Title: Monarch of the Glen
Author: Compton Mackenzie
Rating: 4.5 stars

Publisher: Vintage Books
Published: 1941
Pages: 288
Possible Censorship Issues: Few instances of mild language

As a prior warning to readers who have seen BBC’s Monarch of the Glen television show, this book is very different from what they might expect (though it is quite easy to spot elements that inspired the screen writers).  The story takes place sometime following the first World War as American millionaire Chester Royde; his wife, Carrie; and sister, Myrtle, travel to Scotland and visit their (very) distant relative Ben Nevis, Laird of Glenbogle. Unfortunately for Myrtle, they discover that Ben Nevis is broke and views Myrtle as a potential wife for one of his burly sons.  Furthermore, they don’t count on their relative being a fiery and feisty Scotsman; proud of his clan, defensive of his land, and idealistic of his traditions. When a group of hikers trespass onto Ben Nevis’s land and spoil a hunt, it becomes an uproarious war between the groups of Scotsmen over traditional values.
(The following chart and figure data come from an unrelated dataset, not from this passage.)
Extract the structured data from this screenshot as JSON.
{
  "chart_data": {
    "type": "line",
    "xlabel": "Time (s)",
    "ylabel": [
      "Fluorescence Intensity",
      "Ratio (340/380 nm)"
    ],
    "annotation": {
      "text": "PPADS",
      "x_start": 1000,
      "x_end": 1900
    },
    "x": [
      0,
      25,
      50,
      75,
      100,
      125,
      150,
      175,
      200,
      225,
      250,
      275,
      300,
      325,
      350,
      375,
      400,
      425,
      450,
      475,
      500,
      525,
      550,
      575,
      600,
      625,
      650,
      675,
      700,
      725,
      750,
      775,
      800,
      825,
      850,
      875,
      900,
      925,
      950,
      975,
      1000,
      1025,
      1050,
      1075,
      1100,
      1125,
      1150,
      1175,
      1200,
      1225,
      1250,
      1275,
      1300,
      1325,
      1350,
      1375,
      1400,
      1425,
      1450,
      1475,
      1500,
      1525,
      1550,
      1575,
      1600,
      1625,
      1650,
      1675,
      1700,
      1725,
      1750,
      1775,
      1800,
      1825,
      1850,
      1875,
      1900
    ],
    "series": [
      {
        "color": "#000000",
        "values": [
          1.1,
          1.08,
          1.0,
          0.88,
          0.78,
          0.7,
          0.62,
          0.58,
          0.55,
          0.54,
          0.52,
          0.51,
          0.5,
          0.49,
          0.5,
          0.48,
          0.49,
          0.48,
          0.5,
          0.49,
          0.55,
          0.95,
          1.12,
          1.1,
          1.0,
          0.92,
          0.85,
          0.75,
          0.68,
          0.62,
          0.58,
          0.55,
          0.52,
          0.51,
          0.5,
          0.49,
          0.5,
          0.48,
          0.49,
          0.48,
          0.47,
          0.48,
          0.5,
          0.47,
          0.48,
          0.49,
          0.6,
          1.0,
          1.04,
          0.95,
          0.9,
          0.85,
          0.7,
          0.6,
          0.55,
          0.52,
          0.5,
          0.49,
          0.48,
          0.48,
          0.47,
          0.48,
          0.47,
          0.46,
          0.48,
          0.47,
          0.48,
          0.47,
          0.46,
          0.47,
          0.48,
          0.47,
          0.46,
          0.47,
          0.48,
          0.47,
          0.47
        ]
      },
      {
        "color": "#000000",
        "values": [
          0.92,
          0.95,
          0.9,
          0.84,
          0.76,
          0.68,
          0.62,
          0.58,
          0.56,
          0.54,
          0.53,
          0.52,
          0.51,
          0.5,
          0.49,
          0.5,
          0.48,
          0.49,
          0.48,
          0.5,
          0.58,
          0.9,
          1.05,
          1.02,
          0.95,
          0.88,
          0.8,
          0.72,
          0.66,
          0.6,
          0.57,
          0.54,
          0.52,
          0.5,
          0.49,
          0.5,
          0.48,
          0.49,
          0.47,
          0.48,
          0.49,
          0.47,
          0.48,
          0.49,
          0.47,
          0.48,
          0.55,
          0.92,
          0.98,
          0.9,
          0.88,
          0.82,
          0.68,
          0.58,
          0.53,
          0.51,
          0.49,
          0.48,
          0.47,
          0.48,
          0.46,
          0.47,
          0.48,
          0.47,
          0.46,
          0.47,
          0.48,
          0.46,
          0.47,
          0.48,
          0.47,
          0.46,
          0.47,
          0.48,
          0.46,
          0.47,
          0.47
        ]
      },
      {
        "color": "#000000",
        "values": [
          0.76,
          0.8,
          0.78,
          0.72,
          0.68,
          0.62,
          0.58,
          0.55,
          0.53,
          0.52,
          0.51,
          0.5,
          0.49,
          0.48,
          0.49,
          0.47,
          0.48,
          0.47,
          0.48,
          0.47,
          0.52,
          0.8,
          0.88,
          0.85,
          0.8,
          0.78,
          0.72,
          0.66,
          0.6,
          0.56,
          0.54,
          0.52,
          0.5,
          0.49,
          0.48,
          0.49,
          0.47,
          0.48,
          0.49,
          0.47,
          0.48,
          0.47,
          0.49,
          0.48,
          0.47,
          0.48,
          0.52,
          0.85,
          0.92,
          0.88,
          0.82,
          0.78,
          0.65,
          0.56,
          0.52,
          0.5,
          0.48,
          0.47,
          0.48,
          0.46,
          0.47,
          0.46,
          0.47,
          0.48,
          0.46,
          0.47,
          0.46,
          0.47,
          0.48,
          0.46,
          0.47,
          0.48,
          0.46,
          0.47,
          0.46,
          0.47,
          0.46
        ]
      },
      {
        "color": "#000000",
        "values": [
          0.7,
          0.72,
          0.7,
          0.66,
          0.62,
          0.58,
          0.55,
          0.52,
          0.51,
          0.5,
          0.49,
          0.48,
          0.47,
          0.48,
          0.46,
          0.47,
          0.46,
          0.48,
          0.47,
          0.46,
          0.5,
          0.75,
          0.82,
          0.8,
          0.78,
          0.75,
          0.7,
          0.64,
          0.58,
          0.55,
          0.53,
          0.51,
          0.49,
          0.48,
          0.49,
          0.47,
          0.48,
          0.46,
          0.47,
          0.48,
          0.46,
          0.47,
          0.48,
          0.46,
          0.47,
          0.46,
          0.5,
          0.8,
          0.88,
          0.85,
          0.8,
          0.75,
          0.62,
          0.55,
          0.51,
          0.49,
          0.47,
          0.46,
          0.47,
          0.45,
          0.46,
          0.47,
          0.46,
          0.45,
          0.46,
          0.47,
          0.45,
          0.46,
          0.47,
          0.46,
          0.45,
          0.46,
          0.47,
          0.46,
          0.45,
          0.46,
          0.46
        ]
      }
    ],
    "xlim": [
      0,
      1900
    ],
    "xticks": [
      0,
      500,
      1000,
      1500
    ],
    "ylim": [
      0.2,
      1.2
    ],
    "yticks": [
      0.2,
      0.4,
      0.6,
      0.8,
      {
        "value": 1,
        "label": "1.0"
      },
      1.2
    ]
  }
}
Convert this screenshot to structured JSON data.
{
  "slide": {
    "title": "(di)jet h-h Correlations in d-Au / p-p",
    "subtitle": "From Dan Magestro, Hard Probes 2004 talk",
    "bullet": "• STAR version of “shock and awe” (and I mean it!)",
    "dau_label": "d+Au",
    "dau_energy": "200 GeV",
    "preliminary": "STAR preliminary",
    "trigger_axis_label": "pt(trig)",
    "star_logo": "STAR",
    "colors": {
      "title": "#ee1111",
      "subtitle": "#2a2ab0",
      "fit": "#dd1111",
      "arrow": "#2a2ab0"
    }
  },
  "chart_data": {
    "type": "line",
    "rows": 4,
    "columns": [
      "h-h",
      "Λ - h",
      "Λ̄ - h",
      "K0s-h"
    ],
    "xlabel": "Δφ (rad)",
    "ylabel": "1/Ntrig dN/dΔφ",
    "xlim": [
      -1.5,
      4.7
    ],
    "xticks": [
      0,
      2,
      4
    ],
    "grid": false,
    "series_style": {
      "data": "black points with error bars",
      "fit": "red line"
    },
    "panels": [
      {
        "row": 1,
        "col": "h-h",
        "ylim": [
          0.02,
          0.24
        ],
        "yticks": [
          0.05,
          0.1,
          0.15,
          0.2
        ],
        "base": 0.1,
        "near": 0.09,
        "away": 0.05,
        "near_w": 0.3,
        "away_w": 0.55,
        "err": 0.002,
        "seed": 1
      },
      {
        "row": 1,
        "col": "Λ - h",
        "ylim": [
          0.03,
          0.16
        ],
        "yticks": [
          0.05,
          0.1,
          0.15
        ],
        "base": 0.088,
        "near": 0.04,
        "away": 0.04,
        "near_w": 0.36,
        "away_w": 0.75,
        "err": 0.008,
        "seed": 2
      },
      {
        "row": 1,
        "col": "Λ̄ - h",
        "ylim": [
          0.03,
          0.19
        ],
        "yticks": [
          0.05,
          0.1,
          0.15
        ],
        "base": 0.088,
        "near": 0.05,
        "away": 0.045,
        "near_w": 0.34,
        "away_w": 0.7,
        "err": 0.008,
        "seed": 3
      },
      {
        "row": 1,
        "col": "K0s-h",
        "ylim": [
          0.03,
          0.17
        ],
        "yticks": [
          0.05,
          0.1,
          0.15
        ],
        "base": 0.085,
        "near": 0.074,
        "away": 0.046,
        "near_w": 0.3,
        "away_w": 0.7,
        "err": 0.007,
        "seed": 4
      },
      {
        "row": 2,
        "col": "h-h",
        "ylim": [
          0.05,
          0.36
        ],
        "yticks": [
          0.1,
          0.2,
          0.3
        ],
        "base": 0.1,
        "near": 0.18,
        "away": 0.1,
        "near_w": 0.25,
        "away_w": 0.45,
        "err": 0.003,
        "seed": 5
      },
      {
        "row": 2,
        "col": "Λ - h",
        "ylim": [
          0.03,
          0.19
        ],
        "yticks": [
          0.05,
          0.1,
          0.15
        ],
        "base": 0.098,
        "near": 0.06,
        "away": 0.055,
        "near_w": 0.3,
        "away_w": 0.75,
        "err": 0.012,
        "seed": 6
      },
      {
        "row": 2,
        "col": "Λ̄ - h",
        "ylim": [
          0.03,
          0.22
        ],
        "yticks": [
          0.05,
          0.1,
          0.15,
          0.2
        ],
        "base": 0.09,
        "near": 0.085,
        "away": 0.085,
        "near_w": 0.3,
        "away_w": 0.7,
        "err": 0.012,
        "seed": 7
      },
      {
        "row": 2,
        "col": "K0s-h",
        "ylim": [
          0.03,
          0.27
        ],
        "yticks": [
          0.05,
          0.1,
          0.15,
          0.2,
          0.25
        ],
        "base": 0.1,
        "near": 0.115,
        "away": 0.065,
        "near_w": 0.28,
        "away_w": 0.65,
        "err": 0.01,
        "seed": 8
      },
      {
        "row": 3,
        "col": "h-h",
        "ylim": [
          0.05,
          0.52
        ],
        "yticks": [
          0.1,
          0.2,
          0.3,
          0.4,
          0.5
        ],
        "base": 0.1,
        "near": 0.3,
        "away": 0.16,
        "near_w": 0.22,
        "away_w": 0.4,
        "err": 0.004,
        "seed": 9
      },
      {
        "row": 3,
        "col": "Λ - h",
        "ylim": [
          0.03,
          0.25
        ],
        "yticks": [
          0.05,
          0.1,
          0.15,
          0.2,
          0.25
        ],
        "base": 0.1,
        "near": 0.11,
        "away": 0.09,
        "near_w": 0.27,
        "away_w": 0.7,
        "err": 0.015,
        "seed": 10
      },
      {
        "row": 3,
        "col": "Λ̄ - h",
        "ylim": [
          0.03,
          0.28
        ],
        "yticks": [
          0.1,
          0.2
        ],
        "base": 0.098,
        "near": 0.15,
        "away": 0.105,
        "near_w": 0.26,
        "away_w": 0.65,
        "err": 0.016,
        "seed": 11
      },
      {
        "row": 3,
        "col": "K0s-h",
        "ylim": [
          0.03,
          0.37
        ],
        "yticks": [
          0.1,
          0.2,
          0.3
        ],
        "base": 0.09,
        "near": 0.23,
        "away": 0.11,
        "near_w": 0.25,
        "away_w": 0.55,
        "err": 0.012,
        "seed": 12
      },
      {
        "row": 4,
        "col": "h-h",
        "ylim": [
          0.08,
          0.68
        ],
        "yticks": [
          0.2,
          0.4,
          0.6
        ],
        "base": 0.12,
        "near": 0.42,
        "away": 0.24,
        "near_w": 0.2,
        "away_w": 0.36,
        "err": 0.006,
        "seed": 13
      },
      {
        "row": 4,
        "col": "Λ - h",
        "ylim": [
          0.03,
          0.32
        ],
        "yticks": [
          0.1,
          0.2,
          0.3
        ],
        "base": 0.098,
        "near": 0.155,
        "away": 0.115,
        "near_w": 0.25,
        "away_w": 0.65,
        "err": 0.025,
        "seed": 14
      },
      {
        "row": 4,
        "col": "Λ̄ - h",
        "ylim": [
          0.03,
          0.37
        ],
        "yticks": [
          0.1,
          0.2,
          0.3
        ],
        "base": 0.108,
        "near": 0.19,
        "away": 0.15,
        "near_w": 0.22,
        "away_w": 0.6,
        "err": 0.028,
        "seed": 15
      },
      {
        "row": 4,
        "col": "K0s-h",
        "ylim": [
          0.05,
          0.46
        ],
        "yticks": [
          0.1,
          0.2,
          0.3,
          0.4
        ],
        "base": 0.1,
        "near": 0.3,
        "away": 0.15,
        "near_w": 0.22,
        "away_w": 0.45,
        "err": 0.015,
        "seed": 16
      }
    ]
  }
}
I laughed all the way through this book—it is an utterly hysterical farce. There were many times that I both read out loud and texted segments to my friends and family. Especially as an American who has visited Scotland twice, I identified with many of the antics Carrie, Chester, and Myrtle pulled as they attempted to connect with their ancient Scottish roots and convince the natives that they too were Celtic at heart.  In addition to being highly entertained, I gleaned a great deal about Scottish culture, heritage, and folklore that I hadn’t fully understood previously.  By the end of the book, I gained a new appreciation for a society that is often romanticized, but rarely seen in truly comedic form.

The story begins rather slowly, but after the first few chapters it takes off at a rousing pace until the end. The characters aren’t deep, but they fit the story well and compliment the humorous situations they find themselves in.  The character of Ben Nevis is truly a delight and made me laugh more times than I can count. I would very readily suggest this book to anyone (I already have several friends that plan on borrowing it at the first opportunity), and look forward myself to finding more of Compton Mackenzie’s novels to devour.